The open site is at Carbondale Middle School this summer; the closed site is at the Boys and Girls Club for club members only.
“I know that it’s a very big need and I know that there’s a lot of kids that need to eat over the summer so I’m hoping that maybe we can make that work and maybe get the kids here.”
Wyatt says even if more kids show up than they prepared food for, her and the staff will make more food to ensure no one leaves hungry.
“I know there’s a lot of kids that stress when school’s out, I know that, I worked for a school district for 15 years and one of the most stressful times of the year is when summer’s approaching because the kids don’t know how they’re going to get food all summer.”
Director of operations for the Boys and Girls Club Brittany Swims says they run an after school program at Carbondale Middle School and next door at Lewis School during the school year.
During the summer they offer a morning program at both schools for the month of June. The kids have breakfast, then attend multiple activities until it’s time for lunch.
“We’re already here during the school year and we wanted to continue that, foster that relationship, so we decided that a summer program at the sites would be beneficial for our youth.”
Parent Kurt Ford has kids in both programs and feels it’s a benefit to them and also himself.

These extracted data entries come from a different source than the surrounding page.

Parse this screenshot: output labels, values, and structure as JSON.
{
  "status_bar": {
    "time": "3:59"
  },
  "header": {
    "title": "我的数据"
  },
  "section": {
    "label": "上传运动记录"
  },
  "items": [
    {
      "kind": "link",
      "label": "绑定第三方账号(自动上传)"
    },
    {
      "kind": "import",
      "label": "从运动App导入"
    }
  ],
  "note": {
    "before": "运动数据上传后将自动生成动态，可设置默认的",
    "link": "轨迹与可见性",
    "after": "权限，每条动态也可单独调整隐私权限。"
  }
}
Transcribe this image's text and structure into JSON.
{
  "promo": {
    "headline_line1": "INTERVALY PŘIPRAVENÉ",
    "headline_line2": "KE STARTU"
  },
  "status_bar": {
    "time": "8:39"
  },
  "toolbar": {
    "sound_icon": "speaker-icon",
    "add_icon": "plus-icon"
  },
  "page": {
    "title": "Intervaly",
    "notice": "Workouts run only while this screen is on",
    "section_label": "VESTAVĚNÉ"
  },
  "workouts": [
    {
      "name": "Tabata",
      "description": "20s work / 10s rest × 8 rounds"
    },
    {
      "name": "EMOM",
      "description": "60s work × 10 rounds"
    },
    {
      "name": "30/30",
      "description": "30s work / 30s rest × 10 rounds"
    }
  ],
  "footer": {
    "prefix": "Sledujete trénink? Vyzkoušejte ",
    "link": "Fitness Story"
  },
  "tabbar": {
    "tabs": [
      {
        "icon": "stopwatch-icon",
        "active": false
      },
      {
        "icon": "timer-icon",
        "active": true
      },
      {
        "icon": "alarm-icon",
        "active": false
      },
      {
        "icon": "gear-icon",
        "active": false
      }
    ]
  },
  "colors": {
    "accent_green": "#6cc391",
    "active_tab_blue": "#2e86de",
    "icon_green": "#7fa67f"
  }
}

“It’s definitely a pleasure just knowing that I have that ease of mind that when they come here, they’re getting their needs meet with education, with having some productive life skills they’ll get from the club and also to get a good nice meal from this program.”
Ford says without the JUMP and PRIDE programs, his family’s summer would be a little different.
“As any parent I would have to just you know struggle with finding someone to watch the kids, making sure that everything is taken care of and doing all that so that’s the benefit of having the program here is that’s just not a worry I have to have, but as any parent I would have done the best that I could to make sure they have everything they needed if this program wasn’t here.”
Swims says as an added bonus, keeping the programs at the school during summer also helps student with transitioning to a new school building.
“It also allows the incoming grades to get familiar with the school prior to the school year starting so we have some of the Thomas kids that were in third grade last year, they’re in PRIDE now, so they get to experience Lewis school before the school year starts.”
Ford says he appreciates how the program helps his children explore new foods.
“There’ll be times when they come home and they tried something that I might not necessarily make or that they don’t get all the time at home from the meals that I make and I’ll be like hey we can try something new you know we can try something that you’ve tried here at the program.”
There are a few obstacles the summer lunch program faces, the first is letting people know about the program.
Wyatt says they’re working overtime to let parents know the program is open to everyone.
“We’ve done a lot of social media we’ve sent letters home at the end of the school year with the kids, I’ve sent letters out to some organizations and churches and things like that trying to let everybody know that we are hear and that were needing the kids to come eat.”
The second is transportation. The city of Carbondale is composed of over 11 square miles, which could be difficult for kids in other parts of the city to make it to the Middle School.
“I don’t expect a lot of walkers that far, you know I’m not sure, but babysitters, all those people who have kids maybe that would have transportation, but I would think the kids on the other side of town will have a hard time getting here.”
Wyatt is looking forward to more kids in the community finding out about the program and making it grow.
“Right now, we’re doing 100, I would love to see double that, hopefully we can keep it going and open more sites and make it work for the kids, its important.”
It’s important to Wyatt because she knows it’s not only the summer time this becomes an issue.
“There’s always kids that stress about not having food at home and not being able to eat on a daily basis even when school is in and not just over summer so we feel good about feeding the kids and we feel really good about being able to help them over the summer.”